19/10/18

RETALHOS DO ALGODÃO por Agildo Galdino



Vez por outra ouvimos conversas de terceiros. É isso mesmo! Num desses dias, sem querer, ouvi de um grupo de pessoas que discutiam sobre moda e pude identificar comentários com resquícios preconceituosos ou de intolerância, quanto ao oficio do homem em costurar, bordar, desfilar e por aí vai. Já pensou? 

Por esta razão fui tomado de tamanha ousadia a rascunhar o que se segue, no intuito de contrariar o que ouvi e deixando a seguinte indagação: costurar, bordar, fazer renda depende de gênero?
Mas antes de tudo deixo claro que não tenho expertise na temática moda e a base de minha referência foi o livro Estrela de couro, a estética do cangaço, de 2010, e algumas outras anotações.
Tal é a exuberância de nossas riquezas naturais e de nossas heranças culturais, oriundas das mais diversas sociedades e constituídas dos mais variados elementos.

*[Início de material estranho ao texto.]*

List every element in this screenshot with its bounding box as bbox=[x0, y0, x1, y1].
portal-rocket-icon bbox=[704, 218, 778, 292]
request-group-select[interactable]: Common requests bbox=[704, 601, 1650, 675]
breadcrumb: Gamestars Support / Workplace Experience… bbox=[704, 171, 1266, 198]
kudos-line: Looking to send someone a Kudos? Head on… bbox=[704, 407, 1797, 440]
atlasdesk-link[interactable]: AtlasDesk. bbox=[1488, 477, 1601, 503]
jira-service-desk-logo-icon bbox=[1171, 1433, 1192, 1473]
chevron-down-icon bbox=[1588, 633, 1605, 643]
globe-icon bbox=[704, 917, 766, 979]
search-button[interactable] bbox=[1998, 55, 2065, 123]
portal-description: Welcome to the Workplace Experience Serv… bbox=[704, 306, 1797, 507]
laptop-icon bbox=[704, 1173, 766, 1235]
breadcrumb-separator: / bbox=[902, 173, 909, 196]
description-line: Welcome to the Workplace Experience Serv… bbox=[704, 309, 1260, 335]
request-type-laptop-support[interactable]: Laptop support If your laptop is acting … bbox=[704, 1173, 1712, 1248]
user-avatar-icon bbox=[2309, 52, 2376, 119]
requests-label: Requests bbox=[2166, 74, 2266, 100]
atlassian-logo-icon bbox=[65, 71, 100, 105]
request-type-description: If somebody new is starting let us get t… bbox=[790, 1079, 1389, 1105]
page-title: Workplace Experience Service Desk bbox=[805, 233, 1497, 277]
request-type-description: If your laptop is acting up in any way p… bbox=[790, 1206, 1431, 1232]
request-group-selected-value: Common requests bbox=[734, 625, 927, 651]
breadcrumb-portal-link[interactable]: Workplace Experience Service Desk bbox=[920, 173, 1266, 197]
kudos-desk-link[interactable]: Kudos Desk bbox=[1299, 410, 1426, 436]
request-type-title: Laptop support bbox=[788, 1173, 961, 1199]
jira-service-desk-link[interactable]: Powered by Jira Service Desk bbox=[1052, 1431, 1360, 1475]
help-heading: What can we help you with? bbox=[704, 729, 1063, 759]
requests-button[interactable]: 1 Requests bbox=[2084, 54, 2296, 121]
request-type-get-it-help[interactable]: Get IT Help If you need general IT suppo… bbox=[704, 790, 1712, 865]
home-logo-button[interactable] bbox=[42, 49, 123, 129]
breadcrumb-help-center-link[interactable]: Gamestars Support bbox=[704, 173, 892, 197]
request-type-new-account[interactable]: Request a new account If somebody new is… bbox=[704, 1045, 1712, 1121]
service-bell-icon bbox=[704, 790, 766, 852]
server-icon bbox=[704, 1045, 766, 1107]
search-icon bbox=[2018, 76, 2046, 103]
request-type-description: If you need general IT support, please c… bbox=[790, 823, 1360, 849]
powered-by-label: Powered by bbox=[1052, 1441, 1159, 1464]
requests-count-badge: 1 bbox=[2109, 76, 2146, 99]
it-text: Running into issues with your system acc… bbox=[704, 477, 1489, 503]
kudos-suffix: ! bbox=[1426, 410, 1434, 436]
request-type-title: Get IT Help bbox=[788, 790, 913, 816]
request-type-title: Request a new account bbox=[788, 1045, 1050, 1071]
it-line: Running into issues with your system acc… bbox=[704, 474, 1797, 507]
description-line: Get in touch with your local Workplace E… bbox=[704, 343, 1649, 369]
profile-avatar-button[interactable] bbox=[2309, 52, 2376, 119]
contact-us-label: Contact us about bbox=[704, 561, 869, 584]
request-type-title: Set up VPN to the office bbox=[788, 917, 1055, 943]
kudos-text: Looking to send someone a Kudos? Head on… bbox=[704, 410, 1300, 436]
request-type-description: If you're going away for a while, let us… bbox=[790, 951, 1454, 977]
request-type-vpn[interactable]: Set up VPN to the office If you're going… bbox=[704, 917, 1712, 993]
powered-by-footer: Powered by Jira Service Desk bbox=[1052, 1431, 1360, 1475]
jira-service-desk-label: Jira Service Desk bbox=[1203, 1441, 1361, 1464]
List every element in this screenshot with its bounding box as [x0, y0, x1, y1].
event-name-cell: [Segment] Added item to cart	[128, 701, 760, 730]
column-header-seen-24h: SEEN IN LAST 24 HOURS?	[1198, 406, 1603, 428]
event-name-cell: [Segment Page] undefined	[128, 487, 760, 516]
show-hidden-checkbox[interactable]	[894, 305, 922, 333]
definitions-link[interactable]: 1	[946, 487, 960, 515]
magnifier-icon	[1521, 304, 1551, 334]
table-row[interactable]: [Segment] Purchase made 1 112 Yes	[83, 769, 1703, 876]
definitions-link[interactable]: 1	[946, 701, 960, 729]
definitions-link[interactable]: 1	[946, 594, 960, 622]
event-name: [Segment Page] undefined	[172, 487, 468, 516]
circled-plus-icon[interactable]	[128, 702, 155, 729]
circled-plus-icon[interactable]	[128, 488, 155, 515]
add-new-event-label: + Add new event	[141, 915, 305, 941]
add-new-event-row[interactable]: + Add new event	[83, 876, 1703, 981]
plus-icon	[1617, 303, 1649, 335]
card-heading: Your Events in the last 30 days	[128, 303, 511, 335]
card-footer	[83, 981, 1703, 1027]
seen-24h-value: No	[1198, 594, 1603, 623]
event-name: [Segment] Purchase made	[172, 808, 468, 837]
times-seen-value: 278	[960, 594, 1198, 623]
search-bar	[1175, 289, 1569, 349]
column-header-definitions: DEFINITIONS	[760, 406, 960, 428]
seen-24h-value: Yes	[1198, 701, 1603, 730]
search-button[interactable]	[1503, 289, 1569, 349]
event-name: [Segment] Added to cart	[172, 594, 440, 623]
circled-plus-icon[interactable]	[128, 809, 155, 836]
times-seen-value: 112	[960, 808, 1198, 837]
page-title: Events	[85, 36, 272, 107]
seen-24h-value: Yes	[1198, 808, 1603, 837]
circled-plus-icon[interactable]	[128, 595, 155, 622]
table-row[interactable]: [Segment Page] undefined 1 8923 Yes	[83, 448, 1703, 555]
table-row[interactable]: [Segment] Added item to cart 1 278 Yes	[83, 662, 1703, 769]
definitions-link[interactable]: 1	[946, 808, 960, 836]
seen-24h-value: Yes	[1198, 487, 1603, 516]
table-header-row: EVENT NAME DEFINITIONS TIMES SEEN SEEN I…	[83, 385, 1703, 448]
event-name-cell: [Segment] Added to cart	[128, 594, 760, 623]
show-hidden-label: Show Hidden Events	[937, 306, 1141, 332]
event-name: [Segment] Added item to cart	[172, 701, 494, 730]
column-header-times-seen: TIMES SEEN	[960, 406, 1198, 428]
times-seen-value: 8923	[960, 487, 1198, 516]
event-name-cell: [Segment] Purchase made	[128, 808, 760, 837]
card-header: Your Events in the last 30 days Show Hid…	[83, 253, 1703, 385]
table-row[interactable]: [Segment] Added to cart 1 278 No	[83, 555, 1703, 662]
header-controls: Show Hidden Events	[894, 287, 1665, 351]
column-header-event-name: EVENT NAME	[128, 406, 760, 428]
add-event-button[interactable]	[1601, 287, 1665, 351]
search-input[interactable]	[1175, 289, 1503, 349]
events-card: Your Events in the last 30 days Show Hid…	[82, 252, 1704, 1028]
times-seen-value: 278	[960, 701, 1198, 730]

No Nordeste, a diversidade de cultura se apresenta nas mais diversas formas de manifestações espalhadas por todos os Estados que compõem a região.

A história da moda na região nordestina, está intimamente ligada a essa diversidade de culturas, especialmente, segundo Castilho e Garcia (2001) o artesanato, a exemplo dos bordados e rendas.
Por nos referimos a bordados e rendas não poderia deixar de aludir à música Mulher Rendeira, cuja a autoria é atribuída a Lampião. Dizem ter ele se inspirado em sua avó e madrinha dona Maria Jocosa, exímia na arte de “trocar e bater bilros” –  fazer rendas e bicos de bilros. Quem sabe, não herdara ele o dom de sua avó.
Pensando bem poderíamos até dizer que Virgulino Ferreira da Silva  também foi estilista já que se orgulhava em desenhar os próprios modelos de sua indumentária. Dominava muito bem a técnica do bordado e era extremamente vaidoso. O lenço que usava em volta do pescoço era de seda vermelha, bordado nos quatro cantos, apresilhado com várias alianças de ouro. Seu cantil de alumínio era recoberto por tecido bordado. As bainhas dos punhais, as cartucheiras, as alças dos fuzis completavam a riqueza dos trajes. Que acham? Costurar e bordar também era coisa de cangaceiro.

Mas era a mulher de Corisco, conhecida por Dadá, a estilista do bando criando uma moda própria para o grupo, com os motivos bordados em couro branco sobre os chapéus, a famosa estrela de oito pontas. As bolsas femininas com a parte externa bordada com motivos florais. Peitorais e cinturões largos e de couro e em geral o lenço dos cangaceiros trazia sempre um monograma.
Segundo Frederico Pernambucano de Mello (2010) “o bando de Lampião, sobretudo nos anos 30, possuía preocupações estéticas mais frequentes e profundas que as do homem urbano moderno” e tão peculiar era essa estética que facilmente os identificava.
Outra figura da época, o valente tropeiro, utilizava-se da habilidade de costurar para as eventuais necessidades do meio do caminho, quando a tropa carregava as cargas no dorso de burros.

O esforço desta atividade é cantada com perfeição por Luiz Gonzaga em “Tropeiros da Borborema”. Vejamos um trecho dessa obra prima: São tropas de burros que vêm do sertão; Trazendo seus fardos de pele e algodão; O passo moroso só a fome galopa; Pois tudo atropela os passos da tropa; O duro chicote cortando seus lombos; Os cascos feridos nas pedras aos tombos; A sede e a poeira o sol que desaba; Ó longo caminho que nunca se acaba!

Por sua vez, Luiz Gonzaga fez moda ao incorporar uma indumentária que é um misto do que usavam o vaqueiro e o cangaceiro, chapéu e gibão de couro. Ainda hoje fazem sucesso, marca de muitos cantores de forró. "Vestir uma peça desta... você está vestindo algo extremamente belo, bonito, único, o ponto de partida de qualquer que seja a arte", afirma o cantor e compositor Flávio Leandro. E Gonzagão também cantou o “Gibão de couro”. Vejamos um trecho: No meu sertão; Armadura é gibão de couro; O forte gibão; Pro vaqueiro, seu tesouro.

Agildo Galdino Ferreira
Membro da Academia Caruaruense de cultura, Ciências e Letras, e possui doutorado em Ecologia e Recursos Naturais.